More accurately for the postmodern condition, epistemological nihilism is relabelled as antifoundationalism. ‘Antifoundationalism’ is more applicable for the modern world, because unlike epistemological nihilism, the conclusion of ‘there is no God’ comes rather easily. The “crisis of nihilism that has tormented modern philosophers for over a century has given way to mild annoyance or, more interestingly, an upbeat acceptance of meaninglessness” (Nihilism). The extreme confusion is seemingly absent, given that atheism is a product of years of foundation and its stigma has mellowed greatly. Also, reason and individual morality prevails over the judgement of an unseen, infallible source.

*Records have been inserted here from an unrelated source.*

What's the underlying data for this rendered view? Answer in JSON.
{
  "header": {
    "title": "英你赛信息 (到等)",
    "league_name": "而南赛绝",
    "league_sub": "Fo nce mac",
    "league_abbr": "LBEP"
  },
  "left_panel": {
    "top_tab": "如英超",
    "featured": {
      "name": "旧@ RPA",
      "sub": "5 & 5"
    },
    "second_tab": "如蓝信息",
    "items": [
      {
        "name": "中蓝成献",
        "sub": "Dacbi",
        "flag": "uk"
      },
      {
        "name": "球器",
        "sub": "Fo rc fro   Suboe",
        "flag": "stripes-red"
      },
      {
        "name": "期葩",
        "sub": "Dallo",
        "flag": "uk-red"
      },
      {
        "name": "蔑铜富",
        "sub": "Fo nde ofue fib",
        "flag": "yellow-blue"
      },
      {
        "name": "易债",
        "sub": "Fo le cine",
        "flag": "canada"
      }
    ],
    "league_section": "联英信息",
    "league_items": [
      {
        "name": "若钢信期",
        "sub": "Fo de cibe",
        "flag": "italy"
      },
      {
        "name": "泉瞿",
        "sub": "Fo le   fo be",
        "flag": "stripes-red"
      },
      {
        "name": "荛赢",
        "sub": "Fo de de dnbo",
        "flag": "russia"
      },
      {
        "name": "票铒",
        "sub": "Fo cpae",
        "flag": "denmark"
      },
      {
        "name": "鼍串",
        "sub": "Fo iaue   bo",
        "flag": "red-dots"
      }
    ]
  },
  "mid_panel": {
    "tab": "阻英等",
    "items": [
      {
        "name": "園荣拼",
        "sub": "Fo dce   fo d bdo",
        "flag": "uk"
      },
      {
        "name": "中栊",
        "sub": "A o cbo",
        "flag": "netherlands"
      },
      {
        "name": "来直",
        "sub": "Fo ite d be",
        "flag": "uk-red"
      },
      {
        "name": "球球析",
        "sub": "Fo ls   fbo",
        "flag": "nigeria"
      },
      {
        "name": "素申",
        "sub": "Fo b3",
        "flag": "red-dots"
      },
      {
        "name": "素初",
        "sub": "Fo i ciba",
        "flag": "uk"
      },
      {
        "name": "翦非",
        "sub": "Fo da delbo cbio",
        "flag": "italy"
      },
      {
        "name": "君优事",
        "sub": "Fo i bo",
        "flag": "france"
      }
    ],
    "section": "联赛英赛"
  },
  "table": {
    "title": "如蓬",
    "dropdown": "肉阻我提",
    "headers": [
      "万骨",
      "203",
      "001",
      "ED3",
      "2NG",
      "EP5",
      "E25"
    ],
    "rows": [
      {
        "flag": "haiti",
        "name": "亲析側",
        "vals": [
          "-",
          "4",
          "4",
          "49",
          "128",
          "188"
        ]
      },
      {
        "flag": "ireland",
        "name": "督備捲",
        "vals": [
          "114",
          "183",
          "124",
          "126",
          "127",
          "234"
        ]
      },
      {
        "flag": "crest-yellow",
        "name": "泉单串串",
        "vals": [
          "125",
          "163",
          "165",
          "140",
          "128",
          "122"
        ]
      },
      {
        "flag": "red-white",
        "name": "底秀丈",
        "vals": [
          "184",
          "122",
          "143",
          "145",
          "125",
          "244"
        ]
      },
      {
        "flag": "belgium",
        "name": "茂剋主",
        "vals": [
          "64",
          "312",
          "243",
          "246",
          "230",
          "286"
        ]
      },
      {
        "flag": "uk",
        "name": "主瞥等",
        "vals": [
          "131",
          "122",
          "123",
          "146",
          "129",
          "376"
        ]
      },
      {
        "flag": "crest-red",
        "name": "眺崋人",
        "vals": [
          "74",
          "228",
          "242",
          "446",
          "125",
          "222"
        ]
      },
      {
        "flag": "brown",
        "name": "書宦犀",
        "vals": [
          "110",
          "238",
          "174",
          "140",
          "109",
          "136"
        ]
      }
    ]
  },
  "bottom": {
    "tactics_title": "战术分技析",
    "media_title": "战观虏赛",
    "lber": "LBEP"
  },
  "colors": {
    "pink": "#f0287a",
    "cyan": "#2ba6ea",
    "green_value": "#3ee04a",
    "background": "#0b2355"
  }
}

The constant variable in all forms of nihilism - political, ethical, epistemological, and existential - is the a concentrated materialism, that “only what is perceptible exists” (A History of Russian Nihilism) and according to Nietzsche, that “there is no objective order or structure in the world except what we give it” (Nihilism). This view is represented especially in epistemological nihilism, or antifoundationalism. Deciding that the visible realm is supreme automatically negates the existence of any preexisting structures, which is in this case, God.
However, atheists and apostates are only partially antifoundationalists. The one distinguishing factor is the existence of a life purpose, an ultimate goal to work towards; nihilists oppose any such purpose. One can be utterly faithless and still “seek a single, all-encompassing totality" (Nihilism 3). This differentiation is crucial. Though, in spite of this organization of existence, postmodernity is still considered the world where “God is dead” (Nihilism 3). Those sacrosanct truths no longer serve to establish order or impose obligations upon us.